The market price of our common stock 
could decline as a result of sales of a large number of shares of our common 
stock in the market after this offering or the perception that these sales could 
occur. Based on shares outstanding as of June 30, 2000, upon completion of this 
offering, we will have outstanding shares of common stock, or shares if the 
underwriters' over-allotment option is exercised in full. Of these shares, the 
common stock sold in this offering will be freely tradeable except for any 
shares purchased by our "affiliates" as defined in Rule 144 under the Securities 
Act of 1933. All of the 56,526,243 remaining shares of common stock held by our 
existing shareholders will be subject to 180-day lock-up agreements with the 
underwriters or with us.
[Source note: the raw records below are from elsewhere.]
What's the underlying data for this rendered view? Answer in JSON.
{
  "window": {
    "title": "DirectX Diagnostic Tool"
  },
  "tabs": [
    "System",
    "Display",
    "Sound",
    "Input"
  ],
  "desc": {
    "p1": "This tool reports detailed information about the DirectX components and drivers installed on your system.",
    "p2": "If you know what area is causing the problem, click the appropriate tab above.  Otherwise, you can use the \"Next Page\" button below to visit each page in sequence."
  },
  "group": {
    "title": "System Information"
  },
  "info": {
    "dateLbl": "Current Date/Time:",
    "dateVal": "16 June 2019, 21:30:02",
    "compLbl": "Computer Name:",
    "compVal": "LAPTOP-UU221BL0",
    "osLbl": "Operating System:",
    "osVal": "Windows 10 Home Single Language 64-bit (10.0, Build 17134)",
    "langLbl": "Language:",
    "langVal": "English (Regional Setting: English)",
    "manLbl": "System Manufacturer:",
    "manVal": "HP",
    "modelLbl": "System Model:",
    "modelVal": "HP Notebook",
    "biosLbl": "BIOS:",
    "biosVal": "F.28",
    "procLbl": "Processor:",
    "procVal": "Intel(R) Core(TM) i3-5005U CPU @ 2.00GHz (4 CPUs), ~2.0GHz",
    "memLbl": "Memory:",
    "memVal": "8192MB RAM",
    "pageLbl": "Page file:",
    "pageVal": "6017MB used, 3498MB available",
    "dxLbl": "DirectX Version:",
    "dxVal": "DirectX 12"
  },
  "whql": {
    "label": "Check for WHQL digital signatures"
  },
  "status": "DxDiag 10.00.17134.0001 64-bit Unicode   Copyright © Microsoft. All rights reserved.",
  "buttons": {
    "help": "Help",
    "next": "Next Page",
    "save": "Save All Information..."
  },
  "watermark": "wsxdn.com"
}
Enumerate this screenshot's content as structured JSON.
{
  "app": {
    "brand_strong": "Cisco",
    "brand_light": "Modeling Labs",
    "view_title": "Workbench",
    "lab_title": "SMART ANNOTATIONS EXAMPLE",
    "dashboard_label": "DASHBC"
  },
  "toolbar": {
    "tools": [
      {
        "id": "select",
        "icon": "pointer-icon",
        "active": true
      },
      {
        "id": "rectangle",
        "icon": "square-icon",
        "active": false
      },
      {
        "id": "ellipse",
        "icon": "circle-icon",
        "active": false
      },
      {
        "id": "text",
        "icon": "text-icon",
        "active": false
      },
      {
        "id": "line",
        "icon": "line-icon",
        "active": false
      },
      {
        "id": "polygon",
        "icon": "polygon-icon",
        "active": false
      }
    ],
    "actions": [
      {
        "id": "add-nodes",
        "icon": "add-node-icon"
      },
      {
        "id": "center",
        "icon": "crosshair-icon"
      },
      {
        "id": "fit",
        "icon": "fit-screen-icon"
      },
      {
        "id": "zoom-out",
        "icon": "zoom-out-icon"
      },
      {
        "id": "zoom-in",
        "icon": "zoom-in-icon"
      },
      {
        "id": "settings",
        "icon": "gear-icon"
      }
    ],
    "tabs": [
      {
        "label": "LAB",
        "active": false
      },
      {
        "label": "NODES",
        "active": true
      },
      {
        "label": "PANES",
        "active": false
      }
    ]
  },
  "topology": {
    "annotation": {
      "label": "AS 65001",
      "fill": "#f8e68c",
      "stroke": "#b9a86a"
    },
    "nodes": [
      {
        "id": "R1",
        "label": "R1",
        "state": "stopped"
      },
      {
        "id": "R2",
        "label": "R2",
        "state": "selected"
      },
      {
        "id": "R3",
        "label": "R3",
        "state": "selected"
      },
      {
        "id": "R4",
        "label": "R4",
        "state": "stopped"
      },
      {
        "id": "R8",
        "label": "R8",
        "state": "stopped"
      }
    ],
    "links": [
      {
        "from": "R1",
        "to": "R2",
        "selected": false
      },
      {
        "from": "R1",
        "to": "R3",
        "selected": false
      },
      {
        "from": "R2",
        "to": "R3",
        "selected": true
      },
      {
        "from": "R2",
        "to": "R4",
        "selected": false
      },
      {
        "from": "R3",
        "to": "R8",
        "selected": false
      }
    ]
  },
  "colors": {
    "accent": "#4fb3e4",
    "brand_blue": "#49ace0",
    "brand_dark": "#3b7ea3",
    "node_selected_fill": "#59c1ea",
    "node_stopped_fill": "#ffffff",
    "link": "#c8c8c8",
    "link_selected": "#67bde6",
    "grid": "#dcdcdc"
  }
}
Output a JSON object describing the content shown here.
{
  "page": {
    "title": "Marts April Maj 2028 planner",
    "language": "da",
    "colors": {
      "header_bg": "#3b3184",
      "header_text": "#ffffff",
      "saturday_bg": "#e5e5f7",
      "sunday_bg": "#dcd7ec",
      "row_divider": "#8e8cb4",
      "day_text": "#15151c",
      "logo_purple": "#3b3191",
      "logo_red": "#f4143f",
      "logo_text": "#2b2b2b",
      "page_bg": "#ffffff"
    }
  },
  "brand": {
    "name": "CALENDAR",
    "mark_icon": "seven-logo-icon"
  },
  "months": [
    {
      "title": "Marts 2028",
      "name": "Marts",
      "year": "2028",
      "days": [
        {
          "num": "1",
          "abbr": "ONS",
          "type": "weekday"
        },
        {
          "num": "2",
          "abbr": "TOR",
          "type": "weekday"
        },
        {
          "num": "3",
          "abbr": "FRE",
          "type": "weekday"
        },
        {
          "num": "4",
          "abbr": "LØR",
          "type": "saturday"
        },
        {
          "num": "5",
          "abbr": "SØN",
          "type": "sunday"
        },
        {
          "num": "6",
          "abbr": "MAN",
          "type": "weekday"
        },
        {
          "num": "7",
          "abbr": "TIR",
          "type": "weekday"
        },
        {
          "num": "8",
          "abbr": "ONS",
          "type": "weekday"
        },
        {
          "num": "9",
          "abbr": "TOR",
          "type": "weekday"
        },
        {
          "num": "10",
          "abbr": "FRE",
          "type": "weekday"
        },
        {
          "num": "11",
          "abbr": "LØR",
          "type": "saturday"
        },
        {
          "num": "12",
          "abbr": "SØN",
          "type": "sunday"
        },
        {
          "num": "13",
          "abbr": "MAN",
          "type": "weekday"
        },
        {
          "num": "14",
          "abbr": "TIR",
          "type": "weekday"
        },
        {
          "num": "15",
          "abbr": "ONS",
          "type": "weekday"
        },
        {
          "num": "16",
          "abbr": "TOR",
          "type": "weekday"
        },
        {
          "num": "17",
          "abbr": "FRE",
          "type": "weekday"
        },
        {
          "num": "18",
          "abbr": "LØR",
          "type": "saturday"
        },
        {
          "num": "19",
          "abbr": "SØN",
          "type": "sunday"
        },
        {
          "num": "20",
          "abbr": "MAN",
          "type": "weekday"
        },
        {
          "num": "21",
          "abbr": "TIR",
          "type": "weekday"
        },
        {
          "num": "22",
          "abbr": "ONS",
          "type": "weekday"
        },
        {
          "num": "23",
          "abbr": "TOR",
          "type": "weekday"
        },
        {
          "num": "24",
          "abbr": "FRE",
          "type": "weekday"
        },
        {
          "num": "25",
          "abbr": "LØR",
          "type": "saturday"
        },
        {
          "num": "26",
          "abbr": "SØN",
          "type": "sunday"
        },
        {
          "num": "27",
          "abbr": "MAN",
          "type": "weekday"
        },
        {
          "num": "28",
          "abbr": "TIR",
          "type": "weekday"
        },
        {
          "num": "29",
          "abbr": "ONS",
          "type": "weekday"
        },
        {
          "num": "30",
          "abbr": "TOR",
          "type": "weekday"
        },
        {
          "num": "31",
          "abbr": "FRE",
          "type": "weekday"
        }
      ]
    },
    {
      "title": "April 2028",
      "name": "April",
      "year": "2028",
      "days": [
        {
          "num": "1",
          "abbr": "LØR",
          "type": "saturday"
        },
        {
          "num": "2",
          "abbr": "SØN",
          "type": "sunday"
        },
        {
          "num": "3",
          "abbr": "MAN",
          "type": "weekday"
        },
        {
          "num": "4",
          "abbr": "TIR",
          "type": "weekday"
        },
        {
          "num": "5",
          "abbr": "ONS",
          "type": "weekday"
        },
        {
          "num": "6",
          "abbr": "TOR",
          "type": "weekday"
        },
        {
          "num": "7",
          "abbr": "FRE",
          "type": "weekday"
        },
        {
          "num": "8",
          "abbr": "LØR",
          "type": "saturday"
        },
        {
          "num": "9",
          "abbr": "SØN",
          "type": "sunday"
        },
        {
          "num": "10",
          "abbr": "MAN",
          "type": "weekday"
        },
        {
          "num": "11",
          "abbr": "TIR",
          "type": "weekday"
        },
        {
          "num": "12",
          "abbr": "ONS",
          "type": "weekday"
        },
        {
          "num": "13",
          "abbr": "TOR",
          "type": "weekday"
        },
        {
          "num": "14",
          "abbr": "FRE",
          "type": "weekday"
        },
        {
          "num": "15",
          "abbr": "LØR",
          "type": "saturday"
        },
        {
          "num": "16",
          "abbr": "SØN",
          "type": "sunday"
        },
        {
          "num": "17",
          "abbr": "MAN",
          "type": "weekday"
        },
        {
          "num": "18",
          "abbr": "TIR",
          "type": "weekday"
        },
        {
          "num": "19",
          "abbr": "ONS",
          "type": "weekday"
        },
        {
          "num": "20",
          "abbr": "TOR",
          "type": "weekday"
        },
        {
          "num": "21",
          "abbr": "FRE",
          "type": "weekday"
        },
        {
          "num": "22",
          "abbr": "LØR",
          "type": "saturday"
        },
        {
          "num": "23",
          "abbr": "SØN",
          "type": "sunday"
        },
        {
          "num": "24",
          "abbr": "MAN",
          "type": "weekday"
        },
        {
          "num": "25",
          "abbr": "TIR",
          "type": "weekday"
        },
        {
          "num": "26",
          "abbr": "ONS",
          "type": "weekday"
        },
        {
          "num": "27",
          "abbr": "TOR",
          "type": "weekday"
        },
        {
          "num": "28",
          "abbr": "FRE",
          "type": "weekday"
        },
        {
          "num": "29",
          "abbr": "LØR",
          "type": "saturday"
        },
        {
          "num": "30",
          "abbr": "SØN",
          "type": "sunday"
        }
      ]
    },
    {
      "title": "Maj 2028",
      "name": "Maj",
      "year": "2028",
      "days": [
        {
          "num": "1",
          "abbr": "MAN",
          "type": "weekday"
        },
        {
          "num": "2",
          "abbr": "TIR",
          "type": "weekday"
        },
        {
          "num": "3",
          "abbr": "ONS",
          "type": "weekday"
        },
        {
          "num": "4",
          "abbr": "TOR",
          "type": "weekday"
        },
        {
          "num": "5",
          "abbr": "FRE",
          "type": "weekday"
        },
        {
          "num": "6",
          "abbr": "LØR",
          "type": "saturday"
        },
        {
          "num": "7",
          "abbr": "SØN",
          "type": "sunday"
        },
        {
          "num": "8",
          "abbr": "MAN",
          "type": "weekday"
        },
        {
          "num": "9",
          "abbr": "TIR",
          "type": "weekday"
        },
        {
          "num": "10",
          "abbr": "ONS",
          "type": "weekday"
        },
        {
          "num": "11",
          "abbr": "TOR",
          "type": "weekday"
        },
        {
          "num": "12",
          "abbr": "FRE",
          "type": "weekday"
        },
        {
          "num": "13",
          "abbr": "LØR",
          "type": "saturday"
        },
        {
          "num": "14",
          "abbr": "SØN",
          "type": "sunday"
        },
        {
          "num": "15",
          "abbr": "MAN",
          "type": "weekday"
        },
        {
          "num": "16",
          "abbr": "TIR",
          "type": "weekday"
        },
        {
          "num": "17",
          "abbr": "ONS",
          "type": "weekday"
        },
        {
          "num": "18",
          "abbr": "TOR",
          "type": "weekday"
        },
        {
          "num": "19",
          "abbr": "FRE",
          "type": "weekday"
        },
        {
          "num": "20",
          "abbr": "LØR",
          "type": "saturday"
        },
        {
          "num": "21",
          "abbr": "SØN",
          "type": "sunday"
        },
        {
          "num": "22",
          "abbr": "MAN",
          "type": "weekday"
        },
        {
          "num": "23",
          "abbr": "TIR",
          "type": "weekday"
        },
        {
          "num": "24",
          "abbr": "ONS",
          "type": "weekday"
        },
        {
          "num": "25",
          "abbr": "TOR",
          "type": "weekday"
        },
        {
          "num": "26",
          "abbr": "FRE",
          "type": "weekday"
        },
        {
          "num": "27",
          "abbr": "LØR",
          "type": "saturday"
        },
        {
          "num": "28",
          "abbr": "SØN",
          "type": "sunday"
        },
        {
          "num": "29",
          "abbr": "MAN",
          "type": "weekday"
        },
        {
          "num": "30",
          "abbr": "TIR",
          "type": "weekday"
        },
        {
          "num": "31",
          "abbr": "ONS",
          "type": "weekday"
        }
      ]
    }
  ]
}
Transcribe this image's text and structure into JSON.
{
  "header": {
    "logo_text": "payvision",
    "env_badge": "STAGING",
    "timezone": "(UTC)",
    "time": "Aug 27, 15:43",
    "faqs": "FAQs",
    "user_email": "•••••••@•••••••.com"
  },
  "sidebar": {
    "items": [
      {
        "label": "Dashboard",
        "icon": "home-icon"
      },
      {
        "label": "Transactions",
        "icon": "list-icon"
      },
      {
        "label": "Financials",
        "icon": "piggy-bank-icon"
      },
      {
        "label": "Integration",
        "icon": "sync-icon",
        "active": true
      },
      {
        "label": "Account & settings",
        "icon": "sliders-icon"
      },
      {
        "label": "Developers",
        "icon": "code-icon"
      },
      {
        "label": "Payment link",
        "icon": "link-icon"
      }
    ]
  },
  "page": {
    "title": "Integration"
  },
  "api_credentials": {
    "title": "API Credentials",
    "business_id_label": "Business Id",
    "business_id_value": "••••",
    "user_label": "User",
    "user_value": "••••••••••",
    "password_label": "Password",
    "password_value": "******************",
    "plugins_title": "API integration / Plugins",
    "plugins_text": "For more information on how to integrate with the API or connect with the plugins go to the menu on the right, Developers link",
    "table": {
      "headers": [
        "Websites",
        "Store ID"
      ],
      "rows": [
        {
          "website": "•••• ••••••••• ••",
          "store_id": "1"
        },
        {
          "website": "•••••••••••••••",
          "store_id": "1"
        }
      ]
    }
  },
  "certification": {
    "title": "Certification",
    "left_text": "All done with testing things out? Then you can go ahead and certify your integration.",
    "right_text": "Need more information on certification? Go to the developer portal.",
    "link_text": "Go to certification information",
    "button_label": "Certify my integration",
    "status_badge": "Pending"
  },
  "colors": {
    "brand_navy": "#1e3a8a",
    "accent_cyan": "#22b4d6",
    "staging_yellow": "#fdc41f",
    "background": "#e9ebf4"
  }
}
Morgan Stanley & Co. Incorporated, in its sole 
discretion, may release any portion of the securities subject to these lock-up 
agreements. After the 180-day lock-up period, these shares may be sold in the 
public market, subject to prior registration or qualification for an exemption 
from registration, including, in the case of shares held by affiliates, to 
compliance with volume restrictions. After the lock-up period, of these shares 
will be immediately available for sale in the public market without registration 
under Rule 144. The remaining shares held by our existing stockholders will 
become available for sale under Rule 144 at varying times following the end of 
the 180-day lock-up period. Stockholders owning shares are entitled, pursuant to 
contracts providing for registration rights, to require us to register our 
securities owned by them for public sale. In addition, based on options 
outstanding as of June 30, 2000, after this offering, 7,277,040 shares will be 
issuable under outstanding options and warrants, approximately of which will be 
exercisable 180 days after this offering. We intend to file a registration 
statement to register for resale shares issuable upon the exercise of 
outstanding stock options and shares reserved for future issuance under our 
stock option and stock purchase plans.